Be still my chocolate loving heart, a moist chocolate cake made from scratch with only three tablespoons of oil in the entire cake! Top this with some chocolate syrup and fresh raspberries and oh my, what a chocolate dessert!

I’ve been experimenting making a cake from scratch with less fat for a few days now and after a few rounds I finally got it to where my taste testers (aka husband and friends) all thought it was great and couldn’t believe it was light.

My secret? There’s pudding, yogurt and applesauce in the mix!

This recipe was created for those of you who like to make their cakes from scratch, but if you prefer a quicker method by using a box cake mix as an ingredient, see my Super Moist Low Fat Chocolate Cupcake recipe.

This cake rises beautifully and the coffee brings out the flavor of the chocolate. Will it work without the pudding? Yes, however the texture will change and you’ll need to increase the sugar. Can you use less oil? Yes, but I’ve already cut out more than half, and using less will work, but the texture will be drier.

I made this in a 13 x 9-inch pan and used a heart cookie cutter to cut out hearts, but you can make this into 24 cupcakes, a bundt cake or 2 rounds. Hope you enjoy!

Homemade Skinny Chocolate Cake
Servings: 20 • Serving Size: 2.5 x 2.25 inch slice • Points +: 4 pts • Smart Points: 7
Calories: 163 • Fat: 2.8 g • Protein: 3.2 g • Carb: 33.2 g • Fiber: 1.6 g • Sugar: 19.7 g
Sodium: 335 mg


  • 1 1/2 cups sugar
  • 3 tbsp canola oil
  • 4 oz unsweetened apple sauce
  • 1 egg
  • 2 egg whites
  • 1 cup HOT coffee
  • 3/4 cups unsweetened cocoa powder
  • 2 tsp vanilla extract
  • 1 cup fat free milk
  • 2 cups cake flour (not self rising)
  • 1 package instant chocolate pudding (not sugar free)
  • 1 tsp salt
  • 1 tsp baking powder
  • 1 1/2 tsp baking soda
  • 1/4 cup plain fat free Greek yogurt
  • spray oil


Preheat oven to 325°F. Lightly spray and flour your cake pan.

In a large bowl combine flour, dry chocolate pudding mix, salt, baking powder and baking soda and set aside. (dry ingredients)

In a medium bowl, combine HOT coffee with the cocoa powder until it dissolves. Slowly add milk and vanilla extract. Set aside. (wet ingredients)

In a stand mixer on low speed combine the sugar and oil; mix to combine well.  

Add the applesauce until mixed through. Then add eggs and egg whites until incorporated.
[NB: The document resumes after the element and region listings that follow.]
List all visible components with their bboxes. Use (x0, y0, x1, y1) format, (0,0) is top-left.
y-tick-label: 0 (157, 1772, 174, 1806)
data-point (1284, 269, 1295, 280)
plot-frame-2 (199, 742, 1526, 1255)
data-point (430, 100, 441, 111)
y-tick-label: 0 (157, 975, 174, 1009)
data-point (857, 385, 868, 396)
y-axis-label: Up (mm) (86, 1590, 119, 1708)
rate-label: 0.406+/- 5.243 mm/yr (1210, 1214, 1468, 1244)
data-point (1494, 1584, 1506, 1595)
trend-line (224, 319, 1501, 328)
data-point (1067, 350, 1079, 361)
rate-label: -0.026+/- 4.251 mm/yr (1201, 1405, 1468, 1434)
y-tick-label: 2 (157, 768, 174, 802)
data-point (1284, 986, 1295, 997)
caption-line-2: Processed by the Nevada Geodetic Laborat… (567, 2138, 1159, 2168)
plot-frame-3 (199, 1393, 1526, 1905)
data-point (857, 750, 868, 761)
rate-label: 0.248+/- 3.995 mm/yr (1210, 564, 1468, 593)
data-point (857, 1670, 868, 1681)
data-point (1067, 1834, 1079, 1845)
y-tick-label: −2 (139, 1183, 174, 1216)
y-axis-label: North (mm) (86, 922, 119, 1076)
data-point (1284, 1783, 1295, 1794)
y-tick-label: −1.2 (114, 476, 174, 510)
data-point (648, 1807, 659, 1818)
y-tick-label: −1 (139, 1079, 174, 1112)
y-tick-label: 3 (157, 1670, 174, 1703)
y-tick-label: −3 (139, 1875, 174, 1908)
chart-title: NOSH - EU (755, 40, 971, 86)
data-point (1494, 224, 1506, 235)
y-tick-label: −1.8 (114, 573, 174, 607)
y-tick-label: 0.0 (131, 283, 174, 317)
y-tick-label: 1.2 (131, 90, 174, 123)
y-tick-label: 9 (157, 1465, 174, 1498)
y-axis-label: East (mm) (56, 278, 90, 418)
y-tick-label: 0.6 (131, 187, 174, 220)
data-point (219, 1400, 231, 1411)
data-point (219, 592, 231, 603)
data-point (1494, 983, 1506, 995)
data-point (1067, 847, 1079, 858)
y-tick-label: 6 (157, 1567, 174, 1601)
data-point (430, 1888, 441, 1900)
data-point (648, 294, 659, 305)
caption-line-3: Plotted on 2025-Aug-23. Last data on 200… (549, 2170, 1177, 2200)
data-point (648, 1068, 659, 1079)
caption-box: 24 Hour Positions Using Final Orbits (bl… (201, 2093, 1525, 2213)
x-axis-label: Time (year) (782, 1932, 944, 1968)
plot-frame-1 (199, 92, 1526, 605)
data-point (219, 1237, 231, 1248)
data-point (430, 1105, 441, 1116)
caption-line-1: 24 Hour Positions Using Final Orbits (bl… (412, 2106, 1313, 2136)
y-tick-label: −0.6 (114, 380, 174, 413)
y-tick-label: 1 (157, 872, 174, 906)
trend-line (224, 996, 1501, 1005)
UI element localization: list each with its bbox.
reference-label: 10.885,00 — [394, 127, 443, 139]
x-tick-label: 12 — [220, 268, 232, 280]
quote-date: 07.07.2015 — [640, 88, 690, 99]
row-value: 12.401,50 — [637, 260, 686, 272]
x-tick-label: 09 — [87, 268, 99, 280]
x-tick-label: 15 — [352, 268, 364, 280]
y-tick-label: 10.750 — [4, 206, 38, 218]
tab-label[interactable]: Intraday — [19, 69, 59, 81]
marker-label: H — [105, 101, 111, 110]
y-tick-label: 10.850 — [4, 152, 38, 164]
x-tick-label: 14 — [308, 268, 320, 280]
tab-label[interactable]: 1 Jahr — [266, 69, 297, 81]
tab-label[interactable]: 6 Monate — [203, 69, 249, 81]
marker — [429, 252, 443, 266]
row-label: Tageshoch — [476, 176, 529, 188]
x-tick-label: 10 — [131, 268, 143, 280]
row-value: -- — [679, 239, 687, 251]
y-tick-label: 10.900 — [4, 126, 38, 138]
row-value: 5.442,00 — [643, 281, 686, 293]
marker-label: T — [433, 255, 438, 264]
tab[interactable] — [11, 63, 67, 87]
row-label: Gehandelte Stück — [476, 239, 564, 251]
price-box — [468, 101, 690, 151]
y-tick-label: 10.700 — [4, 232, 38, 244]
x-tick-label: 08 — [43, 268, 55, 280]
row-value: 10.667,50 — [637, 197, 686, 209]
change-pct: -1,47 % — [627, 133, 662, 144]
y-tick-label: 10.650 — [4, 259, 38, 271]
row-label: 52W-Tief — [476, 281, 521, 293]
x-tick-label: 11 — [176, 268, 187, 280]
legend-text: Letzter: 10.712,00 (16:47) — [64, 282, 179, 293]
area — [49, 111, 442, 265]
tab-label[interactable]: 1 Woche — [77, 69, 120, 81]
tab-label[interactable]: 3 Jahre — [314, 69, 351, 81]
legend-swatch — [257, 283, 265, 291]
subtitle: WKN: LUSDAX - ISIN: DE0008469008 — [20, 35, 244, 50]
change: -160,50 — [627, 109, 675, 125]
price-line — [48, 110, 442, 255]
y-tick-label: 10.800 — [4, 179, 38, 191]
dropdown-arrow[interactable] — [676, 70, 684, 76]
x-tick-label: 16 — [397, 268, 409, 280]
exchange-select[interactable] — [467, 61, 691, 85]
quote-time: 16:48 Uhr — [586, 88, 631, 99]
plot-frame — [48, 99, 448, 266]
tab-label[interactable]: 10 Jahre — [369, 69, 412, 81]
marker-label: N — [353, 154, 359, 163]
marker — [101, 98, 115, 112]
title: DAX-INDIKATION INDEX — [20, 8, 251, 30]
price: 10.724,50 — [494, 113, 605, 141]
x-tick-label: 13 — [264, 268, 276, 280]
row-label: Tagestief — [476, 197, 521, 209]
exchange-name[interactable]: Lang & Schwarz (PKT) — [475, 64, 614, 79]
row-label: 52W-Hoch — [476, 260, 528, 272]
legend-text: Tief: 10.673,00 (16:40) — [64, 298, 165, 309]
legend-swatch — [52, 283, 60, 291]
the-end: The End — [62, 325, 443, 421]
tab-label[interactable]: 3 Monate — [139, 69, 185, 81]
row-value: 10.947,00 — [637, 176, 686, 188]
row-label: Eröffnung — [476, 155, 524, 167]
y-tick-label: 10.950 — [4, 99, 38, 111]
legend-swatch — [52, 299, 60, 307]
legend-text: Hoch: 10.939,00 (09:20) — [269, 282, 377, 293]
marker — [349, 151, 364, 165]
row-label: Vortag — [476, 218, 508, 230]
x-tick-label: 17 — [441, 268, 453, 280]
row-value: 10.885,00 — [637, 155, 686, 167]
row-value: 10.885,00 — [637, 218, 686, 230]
Starting with the dry ingredients, slowly add a little of the dry, then a little of the wet ingredients, alternating between wet and dry until all the ingredients are mixed in.

Last step is to add the Greek yogurt and just stir to combine.
Pour into the cake pan and transfer to oven.

Depending on the pan you use, (I used a 13 x 9-inch pan) bake for 40 minutes or until toothpick inserted comes out clean. Cupcakes will be closer to 25-30 minutes.